3.5. Identity of putatively adaptive loci

The 84 putatively adaptive loci in Albacore mapped to 74 Pacific Bluefin genome contigs (Table S11). The contigs were between 1372 and 38,856 bp in length (mean 11,188 bp). Using blastn, 65 out of 74 of these contigs successfully aligned with fish DNA sequences on GenBank. Of these, 37 contigs aligned with genes, six aligned with microsatellites, and the remaining 22 sequences matched with unannotated contigs for other fish genome sequencing projects (Table S14). Of the 37 gene matches, 31 were unique (some contigs aligned to the same genes; Table S14). Eleven loci directly aligned to genes, but the remaining 64 loci with gene matches aligned adjacent to genes within a contig (Table S14). Analysis in panther identified potential biological functions for 20 out of the 31 genes, meaning that 26 of the 84 putatively adaptive loci in Albacore could be traced to a wide range of potential biological functions in humans (Table S15).
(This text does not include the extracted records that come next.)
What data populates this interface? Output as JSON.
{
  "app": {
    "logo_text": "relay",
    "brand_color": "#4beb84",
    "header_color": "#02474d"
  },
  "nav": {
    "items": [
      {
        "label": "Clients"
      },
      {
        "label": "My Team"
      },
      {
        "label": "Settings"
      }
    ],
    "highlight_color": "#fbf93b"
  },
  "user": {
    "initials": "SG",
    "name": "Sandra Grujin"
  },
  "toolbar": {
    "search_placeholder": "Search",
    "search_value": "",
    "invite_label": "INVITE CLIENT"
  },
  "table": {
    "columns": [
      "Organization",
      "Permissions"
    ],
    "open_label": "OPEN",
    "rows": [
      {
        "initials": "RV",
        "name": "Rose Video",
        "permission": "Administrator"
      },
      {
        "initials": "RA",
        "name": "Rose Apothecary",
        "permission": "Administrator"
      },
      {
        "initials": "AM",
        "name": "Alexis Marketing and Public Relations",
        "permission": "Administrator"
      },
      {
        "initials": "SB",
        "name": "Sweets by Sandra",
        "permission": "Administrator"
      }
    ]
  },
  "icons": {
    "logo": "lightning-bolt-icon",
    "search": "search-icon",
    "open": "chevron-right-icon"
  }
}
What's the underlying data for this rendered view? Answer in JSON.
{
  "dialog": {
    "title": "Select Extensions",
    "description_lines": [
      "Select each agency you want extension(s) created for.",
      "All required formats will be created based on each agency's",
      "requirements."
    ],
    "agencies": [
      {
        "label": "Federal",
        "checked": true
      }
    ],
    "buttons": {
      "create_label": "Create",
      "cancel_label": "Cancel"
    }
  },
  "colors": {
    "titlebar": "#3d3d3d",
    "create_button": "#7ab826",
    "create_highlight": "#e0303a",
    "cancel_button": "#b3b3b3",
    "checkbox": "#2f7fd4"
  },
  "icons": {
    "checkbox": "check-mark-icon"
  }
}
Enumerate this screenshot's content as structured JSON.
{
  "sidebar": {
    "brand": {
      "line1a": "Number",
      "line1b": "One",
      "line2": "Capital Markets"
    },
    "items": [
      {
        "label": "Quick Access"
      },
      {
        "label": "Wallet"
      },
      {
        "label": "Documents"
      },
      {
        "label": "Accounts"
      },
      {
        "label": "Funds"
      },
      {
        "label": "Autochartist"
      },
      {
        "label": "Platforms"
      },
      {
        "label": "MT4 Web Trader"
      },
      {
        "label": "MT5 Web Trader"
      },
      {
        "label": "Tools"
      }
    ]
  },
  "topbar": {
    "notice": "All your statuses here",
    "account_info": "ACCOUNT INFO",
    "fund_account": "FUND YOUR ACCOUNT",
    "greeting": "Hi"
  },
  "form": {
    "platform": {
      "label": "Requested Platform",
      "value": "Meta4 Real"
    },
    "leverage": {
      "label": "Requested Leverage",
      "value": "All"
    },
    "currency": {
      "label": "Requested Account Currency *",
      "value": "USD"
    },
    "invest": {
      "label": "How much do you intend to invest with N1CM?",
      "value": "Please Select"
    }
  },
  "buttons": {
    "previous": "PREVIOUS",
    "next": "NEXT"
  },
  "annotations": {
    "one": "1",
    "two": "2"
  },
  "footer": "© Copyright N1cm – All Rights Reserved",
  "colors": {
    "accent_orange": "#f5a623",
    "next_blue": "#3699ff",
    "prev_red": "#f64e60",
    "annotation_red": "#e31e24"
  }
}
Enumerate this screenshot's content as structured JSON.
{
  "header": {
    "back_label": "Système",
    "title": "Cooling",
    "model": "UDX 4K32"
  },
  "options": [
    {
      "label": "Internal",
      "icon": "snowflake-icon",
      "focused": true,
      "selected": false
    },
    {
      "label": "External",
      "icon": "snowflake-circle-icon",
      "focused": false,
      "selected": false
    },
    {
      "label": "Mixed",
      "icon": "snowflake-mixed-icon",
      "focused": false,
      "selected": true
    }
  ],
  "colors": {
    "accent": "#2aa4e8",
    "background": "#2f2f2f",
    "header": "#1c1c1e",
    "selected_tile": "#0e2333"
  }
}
However, after the Bonferroni correction for multiple tests, no particular potential biological function occurred more often than expected by chance.

We compared our 84 putatively adaptive loci with the 89 putatively adaptive loci identified by Anderson et al. (2019) among Albacore in the southwest Pacific Ocean. Using bwa, four pairs of loci between the two datasets mapped to the same contigs (Table S16). One pair of loci were directly adjacent, sharing the same PstI restriction site, but using different SphI restriction sites. Based on blastn alignment of the Pacific Bluefin contigs, these four regions represented two genes: “interferon regulatory factor 5” and “ubiquitin carboxyl‐terminal hydrolase 28‐like,” and two microsatellites applied in previous fish studies (Table S14). In addition, none of the putatively adaptive loci mapped to the sex‐determining regions identified in Pacific Bluefin (Suda et al., 2019).

4. DISCUSSION

4.1. Genetic differentiation between North and South Pacific populations

Most of the Albacore samples from the North and South Pacific could be readily distinguished using a small subset of putatively adaptive loci. However, the majority of presumed neutral loci suggest a pattern of panmixia across the Pacific Ocean. These patterns were apparent using PCA, DAPC, genotypic clustering in structure, and in the pairwise F _ST results for both the 12 sample area and the North and South Pacific datasets (Table 5, Figures 2, 4, and 5, Figure S8). Such a difference in resolution between putatively adaptive and presumed neutral loci has been reported by previous RADseq studies of tuna (Grewe et al., 2015; Pecoraro et al., 2018), and other studies of marine fishes (Longo et al., 2020; Mamoozadeh et al., 2020). Overall, our results demonstrate the power of putatively adaptive loci to identify population structure in HMMS (Gagnaire et al., 2015; Gagnaire & Gaggiotti, 2016).

4.2. Evidence of migration and hybridization

Although populations in the North and South Pacific could be distinguished from one another, results suggest that migration and gene flow occur across the equator. Three genetic clusters (A–C) were apparent in the PCA plots using both the 12 sample area and North and South Pacific datasets (Figures 2 and 4). Clusters A and C corresponded to the majority of samples from the North and South Pacific, respectively, whereas Cluster B represented a smaller number of individuals with apparently mixed genetic origin. In the North and South Pacific dataset, structure analysis had high confidence that 35 samples exhibited mixed North and South Pacific genetic identity, and seven of these individuals belonged to Cluster B in the PCA plot (Figure S12). Furthermore, analysis in geneclass2 identified some of these individuals as potential F1 hybrids between the North and South Pacific populations (Table S13). Different sets of individuals were identified as potential hybrids by PCA, structure, and geneclass2, which likely reflects the statistical differences among these methods and the difficulty of reliably detecting hybrid individuals in general (Anderson, 2008). However, one adult from the Philippine Sea and another from New Caledonia were identified as hybrids by all three methods (Table S13). Taking a conservative approach, we suggest that at least two sampled Albacore are F1 hybrids and 43 further individuals potentially exhibit lower degrees of mixed ancestry between the North and South Pacific.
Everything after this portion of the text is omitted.